After years of waiting, Ethereum has finally made a significant upgrade to the network, which is titled by some as the ‘Merge.’ The upgrade will completely transform how the Ethereum blockchain secures the network, mints new tokens, and verifies its transactions.
It’s known as proof-of-stake, and the method effectively cuts down Ethereum’s energy use by a whopping 99 percent. This comes as great news because for years, a major critique of cryptocurrency has been the energy that the mining process consumes.
Bitcoin Not Likely To Upgrade to Proof-of-Stake
While the second biggest crypto has made the leap, it’s not likely that top ranking cryptocurrency, Bitcoin, will follow in its footsteps. In fact, it seems as though Bitcoin will stick to the current method, which is proof-of-work.
The method involves using advanced computers to guess on the right number, which will verify a transaction and create a new token in the process. This is how the Bitcoin blockchain mines new coins.
Currently, guessing the right number takes computers more than a hundred sextillion tries. That’s one thousand million million million, or 1,000,000,000,000,000,000,000 tries.
By having miners do so much work, the network remains secure. That’s because it’s almost impossible for hackers to gain the necessary computing power to control the system.
Of course, this comes at a cost, as research indicates that Bitcoin mining used 75.4 terawatt hours of electric power in 2020. That’s more than all of Portugal or Austria.
Ethereum Network Swaps Out Miners For Validators
Although the Ethereum network previously used the proof-of-work system, it recently switched out its miners to introduce validators.
Rather than participating in a massive guessing game that involves significant amounts of computational power, validators will verify new transactions. By doing so, they will earn Ethereum tokens as a reward.
Of course, that brings the question of security and how the network will remain safe from bad actors. The new system maintains integrity by having validators make a security deposit. This way, they’re staking a specific number of Ethereum tokens to the network.

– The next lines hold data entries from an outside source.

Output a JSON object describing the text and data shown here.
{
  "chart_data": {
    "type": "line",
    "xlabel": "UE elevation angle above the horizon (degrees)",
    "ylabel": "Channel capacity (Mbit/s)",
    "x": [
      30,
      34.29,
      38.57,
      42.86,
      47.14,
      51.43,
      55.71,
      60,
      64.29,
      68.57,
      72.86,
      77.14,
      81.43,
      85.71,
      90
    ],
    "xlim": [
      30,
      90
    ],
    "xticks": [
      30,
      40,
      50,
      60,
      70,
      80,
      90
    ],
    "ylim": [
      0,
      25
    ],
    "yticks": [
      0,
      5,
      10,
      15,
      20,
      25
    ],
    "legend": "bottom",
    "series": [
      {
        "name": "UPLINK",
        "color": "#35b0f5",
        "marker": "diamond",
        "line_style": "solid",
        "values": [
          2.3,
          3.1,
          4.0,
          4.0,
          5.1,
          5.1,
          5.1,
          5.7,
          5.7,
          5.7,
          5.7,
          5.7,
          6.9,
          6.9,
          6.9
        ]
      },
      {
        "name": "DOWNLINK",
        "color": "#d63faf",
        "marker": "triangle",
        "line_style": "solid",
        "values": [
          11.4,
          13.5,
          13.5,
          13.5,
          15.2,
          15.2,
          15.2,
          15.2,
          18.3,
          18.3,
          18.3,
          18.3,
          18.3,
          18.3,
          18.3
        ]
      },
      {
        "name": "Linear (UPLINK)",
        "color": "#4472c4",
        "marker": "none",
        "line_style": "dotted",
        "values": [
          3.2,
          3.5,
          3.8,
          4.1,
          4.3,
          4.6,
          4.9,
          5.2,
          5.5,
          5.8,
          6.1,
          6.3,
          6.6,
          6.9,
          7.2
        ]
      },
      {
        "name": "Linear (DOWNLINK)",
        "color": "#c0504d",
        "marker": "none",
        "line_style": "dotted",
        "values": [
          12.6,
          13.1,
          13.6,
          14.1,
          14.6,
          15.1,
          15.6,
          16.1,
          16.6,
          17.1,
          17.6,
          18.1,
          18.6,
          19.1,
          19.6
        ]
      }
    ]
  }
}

So if a validator tries to hack into the network, their deposit will be eliminated. Proponents of Ethereum explain that such a penalty will prevent validators from acting maliciously.
Bitcoin’s Energy Use Creates Problems for The Network
While Bitcoin fans prefer proof-of-work as a more secure option, the significant energy costs amid the global climate crisis is creating problems for the network.
As a way to tackle this issue, some Bitcoin miners are making the switch to renewable energy to power their computers and data centers.
Meanwhile, others are claiming that the network’s use of energy is an asset, because it will help in investing in the country’s outdated energy grid.